Чиын взяла из его рук футболку и великодушно предложила:
– Акция в честь открытия: один плюс один. Сегодня я избавлю от пятна твою душу, а в следующий раз приводи маму.
– Правда? Можно ее привести?
– Да, в любое время. Итак, пора начинать. Сейчас из твоей жизни навсегда исчезнет одно пятно и все воспоминания, которые с ним связаны. Уверен, что не будешь жалеть?
– Не буду. А дальше если и буду, то я справлюсь, – решительно ответил Чэха.
Он избавился бы от всех воспоминаний, будь это возможно. Забыл бы и тот день, когда занялся кино, и даже тот, когда получил приз на фестивале. Все, что так или иначе в его жизни связано с кино. Вместе с ним уйдет вся боль, которую испытывал тот маленький мальчик. А вместе с его болью исчезнет и боль мамы.
Мать и сын, пережившие тот день, когда ушел отец, каждую ночь, ложась спать, держались за руки и выживали лишь благодаря теплу, исходящему друг от друга. Чэха каждый раз молился, чтобы утро не наступило, ведь с его наступлением мама грустила оттого, что ей снова, уходя на работу, придется запереть дверь.
Чиын подошла к стиральной машине и развела руки в стороны. Следуя ее изящным, будто балетным, движениям, стиральная машина открылась и поглотила футболку Чэха.
Раз, два, три, четыре, пять, шесть, семь.
Чиын сосчитала повороты барабана.

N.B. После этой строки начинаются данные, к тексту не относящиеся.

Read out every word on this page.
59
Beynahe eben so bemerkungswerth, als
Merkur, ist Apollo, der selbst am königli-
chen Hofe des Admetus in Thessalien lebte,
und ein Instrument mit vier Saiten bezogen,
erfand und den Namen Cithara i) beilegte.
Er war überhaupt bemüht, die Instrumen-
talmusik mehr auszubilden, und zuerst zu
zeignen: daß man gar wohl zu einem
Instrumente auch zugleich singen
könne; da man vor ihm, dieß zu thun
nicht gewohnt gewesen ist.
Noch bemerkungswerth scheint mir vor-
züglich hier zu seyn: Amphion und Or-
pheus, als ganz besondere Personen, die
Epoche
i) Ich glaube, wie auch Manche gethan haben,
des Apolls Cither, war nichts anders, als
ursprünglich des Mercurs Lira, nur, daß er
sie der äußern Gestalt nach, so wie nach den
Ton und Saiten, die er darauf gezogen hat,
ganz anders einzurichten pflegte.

На ее глаза навернулись слезы. Прощай, одиночество. Прощай, маленький Чэха. Прощай то время, когда он любил кино.
– Ты знаешь, что в жизни самое главное? – спросила Чиын, смотря на то, как крутится барабан.
Чэха лишь в недоумении уставился на нее. Словно и не ожидая ответа, Чиын продолжила:
– Дышать. Вот что самое главное. Ведь когда мы дышим, мы живем, правильно?

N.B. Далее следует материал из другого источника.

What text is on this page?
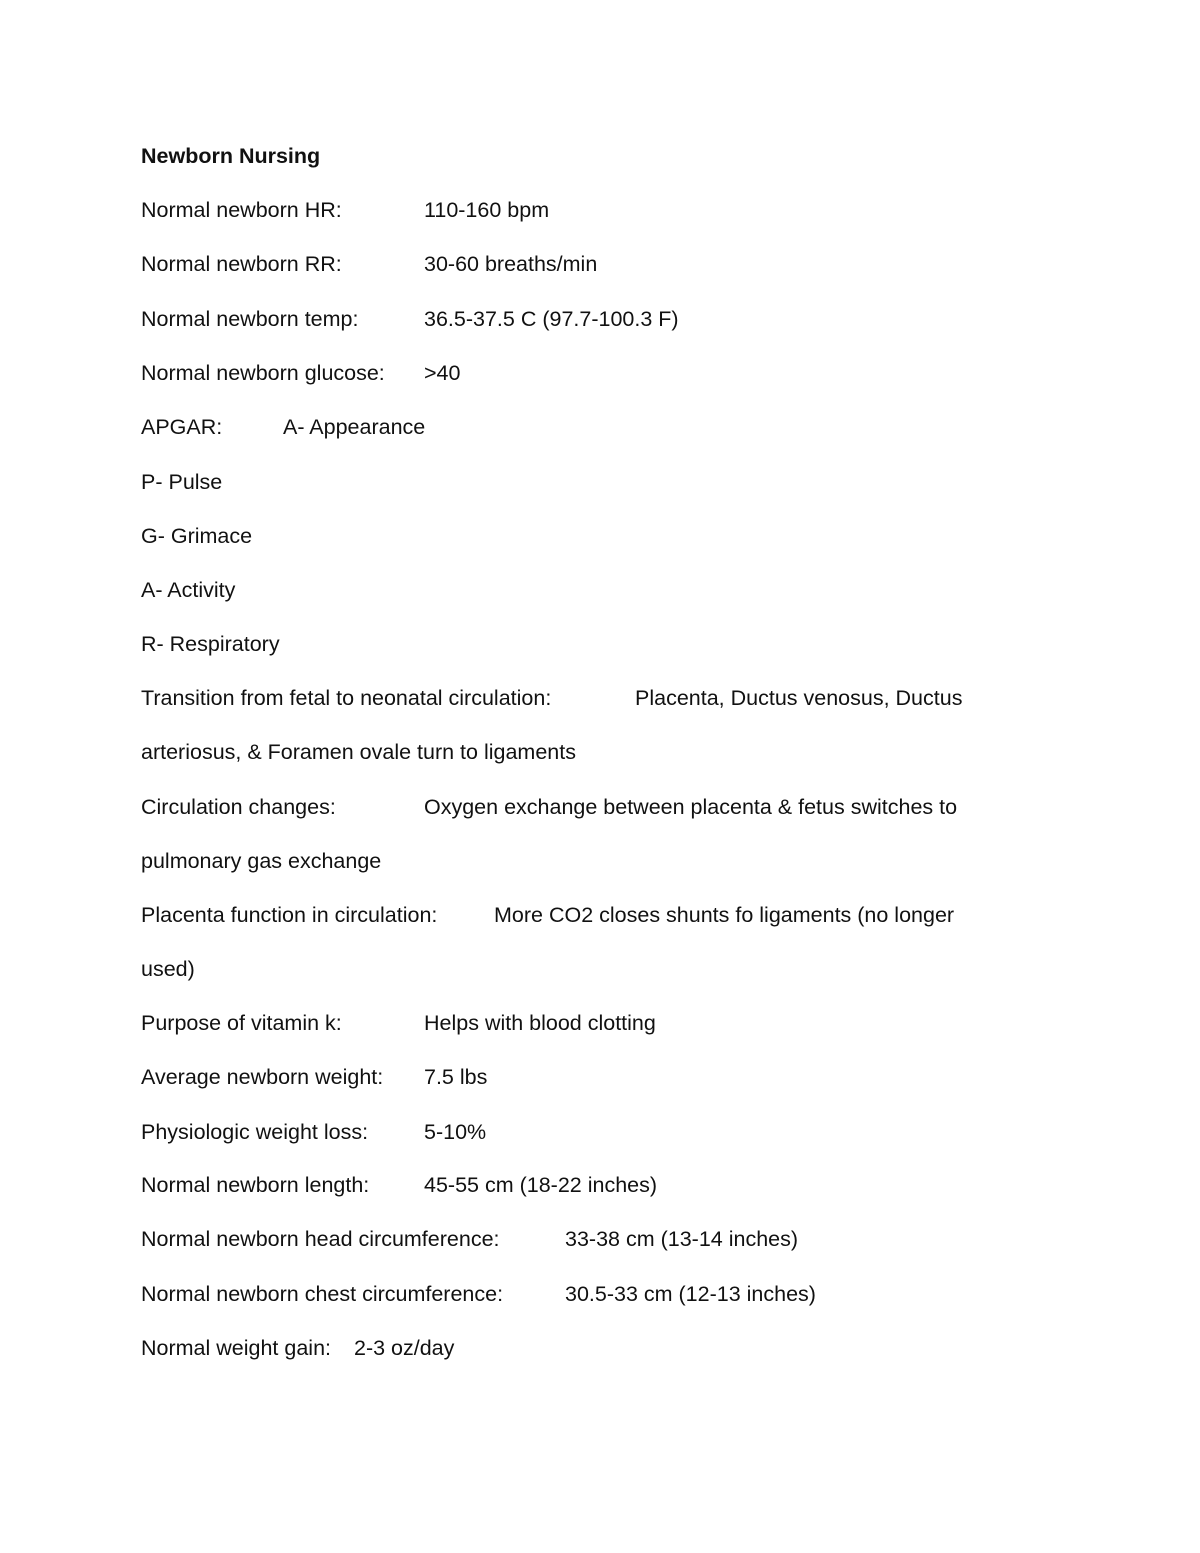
Newborn Nursing

Normal newborn HR:	110-160 bpm

Normal newborn RR:	30-60 breaths/min

Normal newborn temp:	36.5-37.5 C (97.7-100.3 F)

Normal newborn glucose: >40

APGAR:	A- Appearance

P- Pulse

G- Grimace

A- Activity

R- Respiratory

Transition from fetal to neonatal circulation:	Placenta, Ductus venosus, Ductus

arteriosus, & Foramen ovale turn to ligaments

Circulation changes:	Oxygen exchange between placenta & fetus switches to

pulmonary gas exchange

Placenta function in circulation:	More CO2 closes shunts fo ligaments (no longer

used)

Purpose of vitamin k:	Helps with blood clotting

Average newborn weight: 7.5 lbs

Physiologic weight loss:	5-10%

Normal newborn length:	45-55 cm (18-22 inches)

Normal newborn head circumference:	33-38 cm (13-14 inches)

Normal newborn chest circumference:	30.5-33 cm (12-13 inches)

Normal weight gain: 2-3 oz/day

– Неожиданно. Дышать, значит…
– Да. Как можно прожить без дыхания? Это самое важное. Мы дышим, едим, работаем, расстраиваемся, радуемся, ссоримся, ненавидим, временами любим, потом снова работаем, ложимся спать, идем куда-то, снова дышим. Чтобы хорошо спать, есть и улыбаться… нужно всего лишь дышать.
– Дышать…
– Да. Когда легко дышится, нам под силу преодолеть любую проблему. А наша жизнь – череда проблем, не так ли? Их всего лишь нужно преодолевать. Но побег – это не преодоление. Нужно все время смотреть проблемам прямо в глаза и решать их. Вот настоящее преодоление.
– Это ведь тяжело!
– Конечно. Безусловно! Любая трудность превращается в пятно, как годичные кольца у дерева, которые показывают, в каком климате оно произрастало. Нужно не бояться. Не переживать о том, что еще не случилось. Понапрасну не тревожиться за будущее. Кто знает, что нас ждет завтра. Важно жить именно сегодня. И так день за днем.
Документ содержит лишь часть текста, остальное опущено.